Print a blank line after the output for each test case. Use the format of the sample output.


Sample input
2
10.0 8.0
4.0
0

Sample output for input:
Case 1:15.260

It is much easier to explain with a diagram. You have a tank that is open and that is 10 meters high. It has a cross section of 1 square meter, so its volume is 10 cubic meters. 1 cubic meter of water is 1000 liters. A liter of water has a mass of one kilogram. Ignore the bottom four meters of the tanks and treat them as 6 meters high and 4 meters high each (that's subtracting the four meters above ground that the pipe attaching to each tank is. So you have to figure out the force that those 6 cubic meters of water are exerting on one side of the pipe from gravity, add in the atmospheric pressure, and that is the force exerting on one side of the pipe. On the other side of the pipe, you have the amount of water in the other tank, plus the pressure in the other tank exerting downward onto the water in that tank. Figure out how much force that needs to be to be equal to the force from the other tank and calculate the volume of the air and the water in tank 2. It'll be, assuming the answer you listed is correct, 1.62 cubic meters of water and 2.38 cubic meters of air (since we're treating tank 2 as a 4 meter high tank. Add the six cubic meters of water from tank 1 and you get 7.62 cubic meters. Add back in the 4 cubic meters each from tank 1 and tank 2 and you get 15.62 cubic meters of water. So basically, all 10 of the 10 cubic meters of tank 1 have water and 5.62 of the 8 cubic meters in tank 2 have water (again assuming that 15.62 is correct).

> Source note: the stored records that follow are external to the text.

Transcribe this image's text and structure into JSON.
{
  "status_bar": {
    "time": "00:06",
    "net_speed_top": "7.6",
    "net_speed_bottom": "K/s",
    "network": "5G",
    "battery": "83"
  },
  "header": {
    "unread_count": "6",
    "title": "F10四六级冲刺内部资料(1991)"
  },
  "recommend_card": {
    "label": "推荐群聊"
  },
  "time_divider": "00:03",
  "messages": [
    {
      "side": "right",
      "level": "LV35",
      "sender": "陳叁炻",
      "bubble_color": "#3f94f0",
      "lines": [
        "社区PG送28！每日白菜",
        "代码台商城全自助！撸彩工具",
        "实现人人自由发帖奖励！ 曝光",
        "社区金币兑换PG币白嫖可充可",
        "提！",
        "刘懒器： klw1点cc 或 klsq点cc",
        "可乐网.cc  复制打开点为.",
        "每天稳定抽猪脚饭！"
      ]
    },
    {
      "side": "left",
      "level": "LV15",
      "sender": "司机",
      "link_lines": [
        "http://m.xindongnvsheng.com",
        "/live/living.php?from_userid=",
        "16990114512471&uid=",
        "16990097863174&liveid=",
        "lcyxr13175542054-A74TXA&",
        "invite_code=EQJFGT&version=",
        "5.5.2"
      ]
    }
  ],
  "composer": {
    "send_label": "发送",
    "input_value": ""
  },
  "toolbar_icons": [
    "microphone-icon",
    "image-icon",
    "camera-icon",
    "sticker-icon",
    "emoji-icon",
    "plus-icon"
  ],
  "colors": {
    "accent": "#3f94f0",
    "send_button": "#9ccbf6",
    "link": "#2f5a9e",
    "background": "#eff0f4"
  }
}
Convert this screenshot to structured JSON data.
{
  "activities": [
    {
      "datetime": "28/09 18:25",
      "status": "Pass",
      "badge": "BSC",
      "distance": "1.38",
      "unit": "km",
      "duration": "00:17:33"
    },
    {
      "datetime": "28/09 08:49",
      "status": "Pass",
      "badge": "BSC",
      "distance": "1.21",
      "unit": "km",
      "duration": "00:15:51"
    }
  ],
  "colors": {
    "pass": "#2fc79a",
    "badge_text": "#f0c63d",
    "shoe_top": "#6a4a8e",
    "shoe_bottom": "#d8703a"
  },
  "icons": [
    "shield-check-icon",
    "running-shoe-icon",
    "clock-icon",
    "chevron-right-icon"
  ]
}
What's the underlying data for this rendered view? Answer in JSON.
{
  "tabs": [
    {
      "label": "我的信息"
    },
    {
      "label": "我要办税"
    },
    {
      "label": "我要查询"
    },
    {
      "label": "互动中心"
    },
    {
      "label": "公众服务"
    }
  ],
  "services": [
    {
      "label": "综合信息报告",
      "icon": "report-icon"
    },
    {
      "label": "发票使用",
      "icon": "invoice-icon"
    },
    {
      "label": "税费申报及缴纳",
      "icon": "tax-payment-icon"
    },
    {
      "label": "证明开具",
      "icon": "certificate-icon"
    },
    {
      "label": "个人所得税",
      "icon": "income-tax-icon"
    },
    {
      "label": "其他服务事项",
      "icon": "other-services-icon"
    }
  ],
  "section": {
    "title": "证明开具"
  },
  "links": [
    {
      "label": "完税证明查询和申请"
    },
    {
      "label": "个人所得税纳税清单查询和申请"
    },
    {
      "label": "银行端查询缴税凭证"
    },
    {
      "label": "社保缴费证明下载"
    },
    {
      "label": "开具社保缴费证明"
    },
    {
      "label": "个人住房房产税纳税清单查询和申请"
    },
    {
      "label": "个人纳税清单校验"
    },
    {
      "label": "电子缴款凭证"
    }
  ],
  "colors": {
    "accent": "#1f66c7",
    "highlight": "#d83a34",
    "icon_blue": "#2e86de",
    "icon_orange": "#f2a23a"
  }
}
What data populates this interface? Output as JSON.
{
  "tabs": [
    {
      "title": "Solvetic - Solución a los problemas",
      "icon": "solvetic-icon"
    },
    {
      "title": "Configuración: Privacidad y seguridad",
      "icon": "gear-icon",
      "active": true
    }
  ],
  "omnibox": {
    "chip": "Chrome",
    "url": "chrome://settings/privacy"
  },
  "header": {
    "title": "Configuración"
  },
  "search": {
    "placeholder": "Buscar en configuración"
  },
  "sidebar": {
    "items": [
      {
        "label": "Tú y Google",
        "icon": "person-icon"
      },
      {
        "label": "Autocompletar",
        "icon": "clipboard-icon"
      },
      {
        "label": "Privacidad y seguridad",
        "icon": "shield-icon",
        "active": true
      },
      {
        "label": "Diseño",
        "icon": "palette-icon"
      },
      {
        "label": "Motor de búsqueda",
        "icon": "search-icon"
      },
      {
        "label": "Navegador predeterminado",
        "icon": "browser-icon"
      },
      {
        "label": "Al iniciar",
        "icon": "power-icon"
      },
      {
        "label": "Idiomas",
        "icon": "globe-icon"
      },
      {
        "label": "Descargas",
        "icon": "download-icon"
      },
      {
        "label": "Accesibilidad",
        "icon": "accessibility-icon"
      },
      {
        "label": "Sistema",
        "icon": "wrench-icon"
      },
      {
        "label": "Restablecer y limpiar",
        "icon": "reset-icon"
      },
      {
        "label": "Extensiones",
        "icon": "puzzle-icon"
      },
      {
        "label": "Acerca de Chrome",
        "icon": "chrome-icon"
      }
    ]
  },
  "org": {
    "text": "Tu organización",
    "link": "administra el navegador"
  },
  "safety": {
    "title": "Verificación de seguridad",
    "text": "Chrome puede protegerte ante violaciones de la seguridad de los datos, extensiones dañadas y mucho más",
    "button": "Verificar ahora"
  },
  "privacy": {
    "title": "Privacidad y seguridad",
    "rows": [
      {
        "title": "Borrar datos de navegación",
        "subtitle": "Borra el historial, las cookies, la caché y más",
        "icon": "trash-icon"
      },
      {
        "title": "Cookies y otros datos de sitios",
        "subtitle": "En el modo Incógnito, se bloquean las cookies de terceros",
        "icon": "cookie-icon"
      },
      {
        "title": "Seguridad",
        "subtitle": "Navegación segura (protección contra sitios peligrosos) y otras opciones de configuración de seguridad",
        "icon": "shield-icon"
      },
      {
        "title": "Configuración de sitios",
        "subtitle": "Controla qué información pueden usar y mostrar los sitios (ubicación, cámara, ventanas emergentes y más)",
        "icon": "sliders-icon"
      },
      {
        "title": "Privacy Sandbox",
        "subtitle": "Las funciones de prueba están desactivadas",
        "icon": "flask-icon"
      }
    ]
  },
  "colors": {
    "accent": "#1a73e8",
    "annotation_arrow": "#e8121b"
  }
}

Like I said, it's hard to relate without pictures. The key is that the force of the water by gravity plus air pressure must be the same on each side of the pipe. Tank 1 is always filled to the brim. The air pressure is constant on the tank 1 side regardless of the amount of water that is in tank 2. The force on the pipe from tank 2 increases the more water you put into it and will grow to infinity if you actually succeed in completely filling tank 2 (obviously impossible in real life).

Note, water BELOW the level of the pipe exerts NO gravitational pressure on the pipe, plus no air density changes occur before both tanks are filled completely to the level of the pipe (at least this is true when the tanks are being filled slowly and there are only two of them).